Colunistas

Da Zona Leste à liderança: Sonia Keiko inspira com garra e trajetória de superação

Educação, resiliência e propósito levaram Sonia à cadeira de CEO da Engemon OP Services

 (Global Partners)

(Global Partners)

Publicado em 11 de julho de 2025 às 19h07.

No início da carreira, equilibrei trabalho e estudo com muito esforço. Cresci na Zona Leste de São Paulo, estudei em escola pública e entrei na ETEC Getúlio Vargas para cursar Edificações. Trabalhava como estagiária durante o dia e estudava à noite. Quando concluí o curso técnico, recusei uma bolsa de cursinho para seguir trabalhando e pagar meu curso superior.
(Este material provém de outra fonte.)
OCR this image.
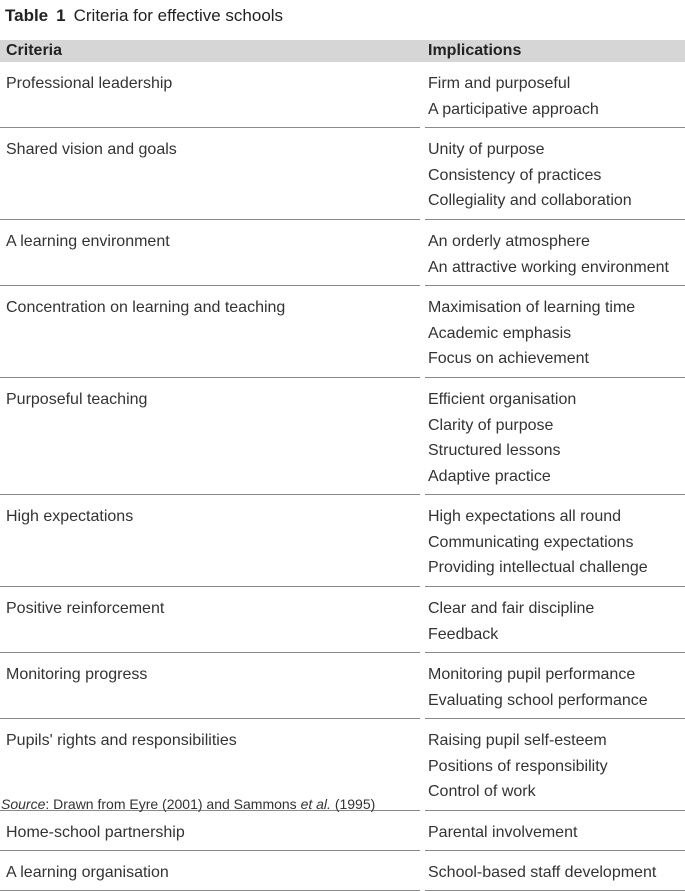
Table 1 Criteria for effective schools
Criteria	Implications
Professional leadership	Firm and purposeful
A participative approach
Shared vision and goals	Unity of purpose
Consistency of practices
Collegiality and collaboration
A learning environment	An orderly atmosphere
An attractive working environment
Concentration on learning and teaching	Maximisation of learning time
Academic emphasis
Focus on achievement
Purposeful teaching	Efficient organisation
Clarity of purpose
Structured lessons
Adaptive practice
High expectations	High expectations all round
Communicating expectations
Providing intellectual challenge
Positive reinforcement	Clear and fair discipline
Feedback
Monitoring progress	Monitoring pupil performance
Evaluating school performance
Pupils' rights and responsibilities	Raising pupil self-esteem
Positions of responsibility
Control of work
Home-school partnership	Parental involvement
A learning organisation	School-based staff development
Source: Drawn from Eyre (2001) and Sammons et al. (1995)
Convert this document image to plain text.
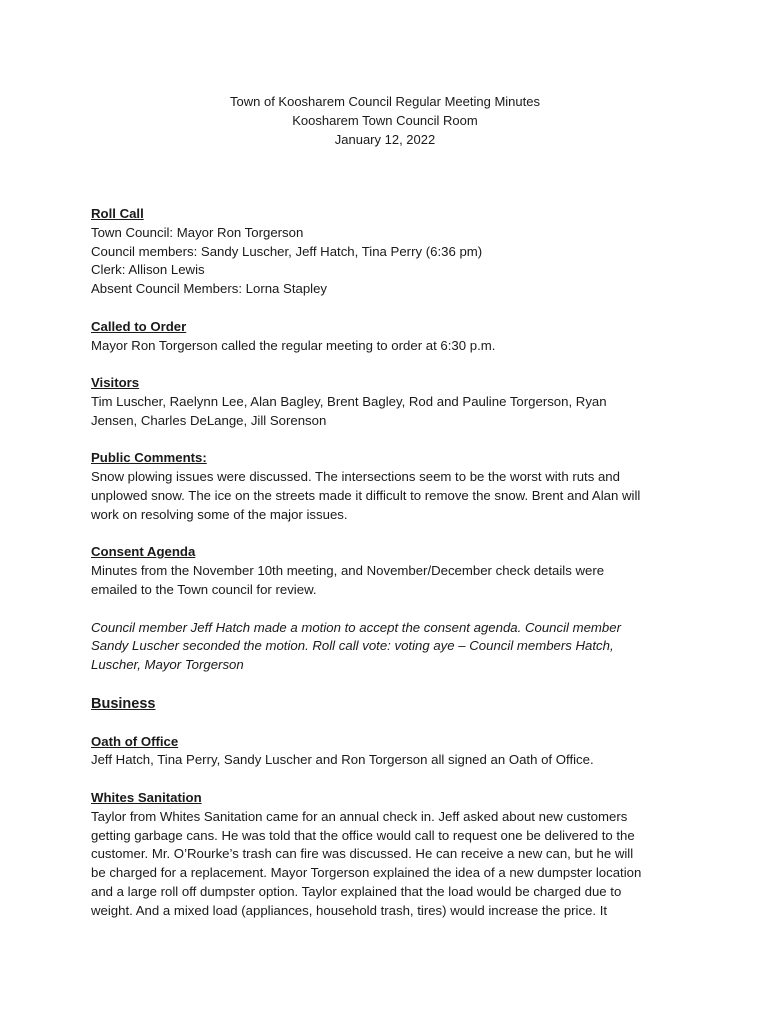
Town of Koosharem Council Regular Meeting Minutes
Koosharem Town Council Room
January 12, 2022
Roll Call
Town Council: Mayor Ron Torgerson
Council members: Sandy Luscher, Jeff Hatch, Tina Perry (6:36 pm)
Clerk: Allison Lewis
Absent Council Members: Lorna Stapley
Called to Order
Mayor Ron Torgerson called the regular meeting to order at 6:30 p.m.
Visitors
Tim Luscher, Raelynn Lee, Alan Bagley, Brent Bagley, Rod and Pauline Torgerson, Ryan
Jensen, Charles DeLange, Jill Sorenson
Public Comments:
Snow plowing issues were discussed. The intersections seem to be the worst with ruts and
unplowed snow. The ice on the streets made it difficult to remove the snow. Brent and Alan will
work on resolving some of the major issues.
Consent Agenda
Minutes from the November 10th meeting, and November/December check details were
emailed to the Town council for review.
Council member Jeff Hatch made a motion to accept the consent agenda. Council member
Sandy Luscher seconded the motion. Roll call vote: voting aye – Council members Hatch,
Luscher, Mayor Torgerson
Business
Oath of Office
Jeff Hatch, Tina Perry, Sandy Luscher and Ron Torgerson all signed an Oath of Office.
Whites Sanitation
Taylor from Whites Sanitation came for an annual check in. Jeff asked about new customers
getting garbage cans. He was told that the office would call to request one be delivered to the
customer. Mr. O’Rourke’s trash can fire was discussed. He can receive a new can, but he will
be charged for a replacement. Mayor Torgerson explained the idea of a new dumpster location
and a large roll off dumpster option. Taylor explained that the load would be charged due to
weight. And a mixed load (appliances, household trash, tires) would increase the price. It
Meu pai era taxista, minha mãe dona de casa e vendedora de roupas — dois grandes exemplos que, mesmo com pouca escolaridade, sempre acreditaram que a educação seria meu caminho para uma vida melhor. A rotina era intensa: ônibus, metrô, trabalho, faculdade e casa à noite. No início na Engemon, pedi a chance de assumir uma tarefa técnica que era terceirizada — e consegui. Essa fase exigiu resiliência, disciplina e superação. Aprendi, com sacrifício, que não existe crescimento profissional sem comprometimento e dedicação diária. 

Acredito em empresas conectadas pelo eco, não pelo ego 

Minha geração valorizava muito o curso superior. Enxergávamos essa etapa como fundamental para a evolução da carreira profissional. Embora hoje algumas coisas tenham mudado e existam outras formas de aprimorar o conhecimento, os tempos de faculdade me trouxeram uma sólida estrutura mental.  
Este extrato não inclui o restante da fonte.